Examples: Neo4J, InfoGrid, Infinite Graph Typical applications: Social networking, Recommendations Strengths: Graph algorithms e.g. shortest path, connectedness, n degree relationships, etc. Weaknesses: Has to traverse the entire graph to achieve a definitive answer. Not easy to cluster.
Example application: Any application that requires social networking is best suited to a graph database. These same principles can be extended to any application where you need to understand what people are doing, buying or enjoying so that you can recommend further things for them to do, buy or like. Any time you need to answer the question along the lines of "What restaurants do the sisters of people who are over-40, enjoy skiing and have visited Kenya dislike?" a graph database will usually help.
Examples: Exist, Oracle, MarkLogic Typical applications: Publishing Strengths: Mature search technologies, Schema validation Weaknesses: No real binary solution, easier to re-write documents than update them
Example application: A publishing company that uses bespoke XML formats to produce web, print and eBook versions of their articles. Editors need to quickly search either text or semantic sections of the markup (e.g. articles whose summary contains diabetes, where the author's institution is Liverpool University and Stephen was a revising editor at some point in the document history). They store the XML of finished articles in the XML database and wrap it in a readable-URL web service for the document production systems. Workflow metadata (which stage a manuscript is in) is held in a separate RDBMS. When system-wide changes are required, XQuery updates bulk update all the documents to match the new format.
Distributed Peer Stores
Examples: Cassandra, HBase, Riak Typical applications: Distributed file systems Strengths: Fast lookups, good distributed storage of data Weaknesses: Very low-level API Example application:
You have a news site where any piece of content: articles, comments, author profiles, can be voted on and an optional comment supplied on the vote. You create one store per user and one store per piece of content, using a UUID as the key (generating one for each piece of content and user). The user's store holds every vote they have ever made while the content "bucket" contains a copy of every vote that has been made on the piece of content. Overnight you run a batch job to identify content that users have voted on, you generate a list of content for each user that has high votes but which they have not voted on. You then push this list of recommended articles into the user's "bucket".
Examples: Oracle Coherence, db4o, ObjectStore, GemStone, Polar Typical applications: Finance systems Strengths: Matches OO development paradigm, low-latency ACID, mature technology Weaknesses: Limited querying or batch-update options
Example application: A global trading company has a monoculture of development and wants to have trades done on desks in Japan and New York pass through a risk checking process in London.
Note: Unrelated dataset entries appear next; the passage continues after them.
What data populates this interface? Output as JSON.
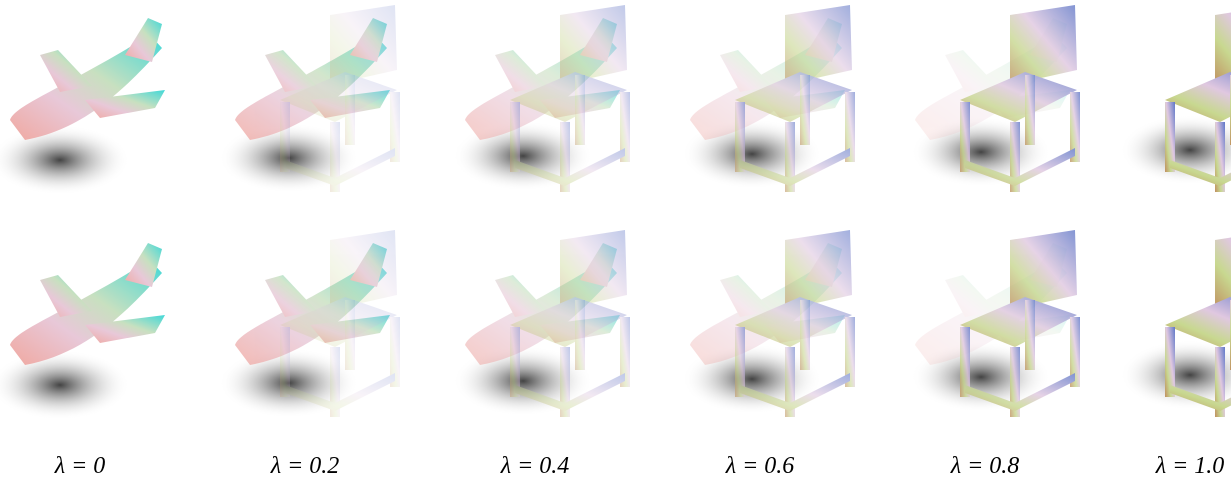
{
  "figure": {
    "labels": [
      "λ = 0",
      "λ = 0.2",
      "λ = 0.4",
      "λ = 0.6",
      "λ = 0.8",
      "λ = 1.0"
    ]
  }
}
An object representing the trade is pushed into the object store and the risk checker is listening to for appearance or modification of trade objects. When the object is replicated into the local European space the risk checker reads the Trade and assesses the risk. It then rewrites the object to indicate that the trade is approved and generates an actual trade fulfilment request. The trader's client is listening for changes to objects that contain the trader's id and updates the local detail of the trade in the client indicating to the trader that the trader has been approved. The trading system will consume the trade fulfilment and when the trade elapses or is fulfilled feeds back the information to the risk assessor.